As the name suggests, automatic watches, or self-winding watches, are wound by the movements of the user's wrist and do not need a battery. These watches are equipped with a special mechanism that uses the movement of the wrist to store energy that powers the watch. A quartz watch, on the other hand, runs on battery, which has to be replaced at regular intervals.

An automatic watch has a special mechanism that uses the movements of the wearer's wrist to power itself up. Every flick of the wrist activates the rotor, which winds up the mainspring reserving the power (also known as the heart of the watch). This powers up the timepiece and keeps it running in good condition.

The average power reserve of an automatic watch refers to the number of hours it is expected to function flawlessly after it has been used for 8-10 hours by an active person. This can vary greatly depending on the model and whether it's a man's or woman's watch. However, generally speaking, the average power reserve can be around 30-40 hours.

We are surrounded by appliances and gadgets that emit magnetic fields. Everything - from a set of speakers to microwaves to radios and even X-rays – has magnetism, which can affect the working of our timepiece. Thankfully, this contact is pretty limited and it usually has little to no effect on the operation of our watches.

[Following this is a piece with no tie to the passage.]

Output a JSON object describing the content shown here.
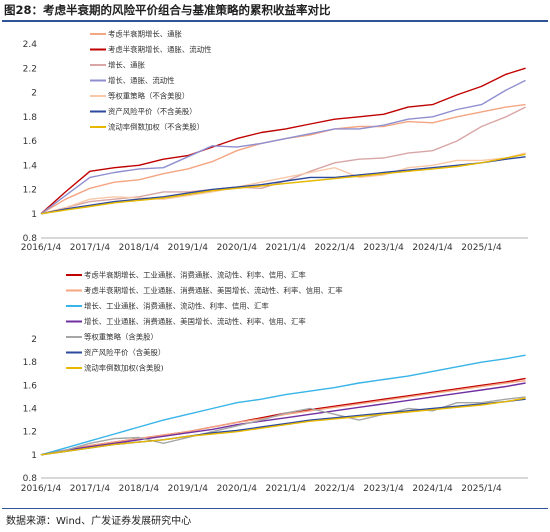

However, on the rare occasion that the exposure is prolonged, magnetic field can impact the precision of the watch, causing it to speed up. Sometimes, it's only by a few seconds and at other times it could be several minutes. When this happens, the watch will have to be brought to the service center and demagnetized so that it works properly.

Condensation is a phenomenon that occurs when a watch is exposed to sudden fluctuations in temperature. In the workshop or factory, when the watch's back case is closed, a certain amount of air and moisture gets trapped inside, leading to condensation. Under normal circumstances, this will disappear within a few minutes.

However, if a great deal of moisture gets into the watch due to some sort of leakage, the condensation will not disappear on its own. In such cases, the timepiece has to be taken to a watchmaker as soon as possible, to prevent the rusting of the delicate mechanism inside.

Between 10.00 P.M and 3.00 A.M, do not rotate the clock anticlockwise as the parts related to the operation of the day and date in a watch are in motion. It's inadvisable to change the day and date around these hours as it could lead to breakage of internal parts. However, these are just standard instructions and can vary from watch to watch. Therefore, it's important to follow the manufacturer's advice in this regard.

Thanks to the advancement in modern technology, it is now recommended that a watch be serviced every 4-5 years. However, depending on how active the user is and his handling of the watch, it may be required to have it serviced earlier.

In a quartz watch, the battery must be replaced every 15 months. This should be done even if the watch is functioning properly. Should you fail to do so, the protective seals of old batteries can leak and damage the movements and mechanism of the watch.

A good watch doesn't come cheap and, like all other luxury items you own it, demands regular care and maintenance. You'll find these general tips useful.

  • When you take the watch off, use a soft, dry cloth to wipe the sweat on the underside to maintain the watch's luster.
  • In a waterproof watch, the dust and grime can be removed by washing the case and bracelet with a mixture of water and hand-wash liquid soap. Clean the watch using a soft brush and follow it up with rinsing in plain water and drying.
  • When not in use, store the watch in its original box or a protective cover to prevent the surface from getting scratched.
  • A mechanical watch should be used as often as possible to keep it functioning effectively for a long time.

Proper functioning of movement of the watch is covered under its international guarantee.